Reversal of gene expression profile in the phenylketonuria mouse model after adeno-associated virus vector-mediated gene therapy

Phenylketonuria (PKU) is an autosomal recessive metabolic disorder caused by phenylalanine hydroxylase (PAH) deficiency. Accumulation of phenylalanine leads to severe mental and psychomotor retardation, and hypopigmentation of skin and hair. We have demonstrated the cognitive outcome of biochemical and phenotypic reversal by the adeno-associated virus vector-mediated gene delivery of a human PAH transgene. In this study, we identified the expression of genes related to pathologic abnormalities of the PKU-affected brain, in which the symptoms of PKU are mainly manifest, and transcriptional changes in effective gene therapy treatment using oligonucleotide array. Therapeutic effectiveness was verified by change in enzyme activity (15 ± 5.84%), phenylalanine plasma level (261 ± 108 μM), and coat color. Our data indicated that 12 genes were significantly up-regulated in PKU. Four are involved in defense and inflammatory responses of neutrophils (NE, MPO, NGP, and CRAMP), three other overexpressed genes are related to extracellular matrix organization and degradation (COL1A1, COL1A2, and MMP13); the remainder were a nociceptor in sensory neurons (MrgA1), a structural gene of P lysozyme (Lzp-s), an immunoglobulin α heavy chain constant region gene (Igh-2), an osteocalcin-related protein precursor (Bglap-rs1), and a membrane-spanning 4 domain, subfamily A, member 3 (Ms4a3).

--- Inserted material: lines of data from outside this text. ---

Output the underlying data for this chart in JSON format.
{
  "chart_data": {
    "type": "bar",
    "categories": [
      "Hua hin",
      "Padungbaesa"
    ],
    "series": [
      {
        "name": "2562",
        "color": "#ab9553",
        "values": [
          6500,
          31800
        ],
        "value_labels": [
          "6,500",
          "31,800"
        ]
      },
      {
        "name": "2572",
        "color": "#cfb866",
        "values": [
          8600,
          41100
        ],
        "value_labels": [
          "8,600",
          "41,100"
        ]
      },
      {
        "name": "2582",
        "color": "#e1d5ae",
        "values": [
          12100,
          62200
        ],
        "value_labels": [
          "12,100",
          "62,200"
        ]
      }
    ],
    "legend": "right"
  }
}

Data demonstrated that elevated genes in the PKU-affected brain could be normalized by human PAH gene delivery. Although we could not precisely link transcript level changes and neurologic pathogenesis, this study provides a more comprehensive understanding of the PKU-affected brain at the molecular level, possibly resulting in better therapeutic approaches.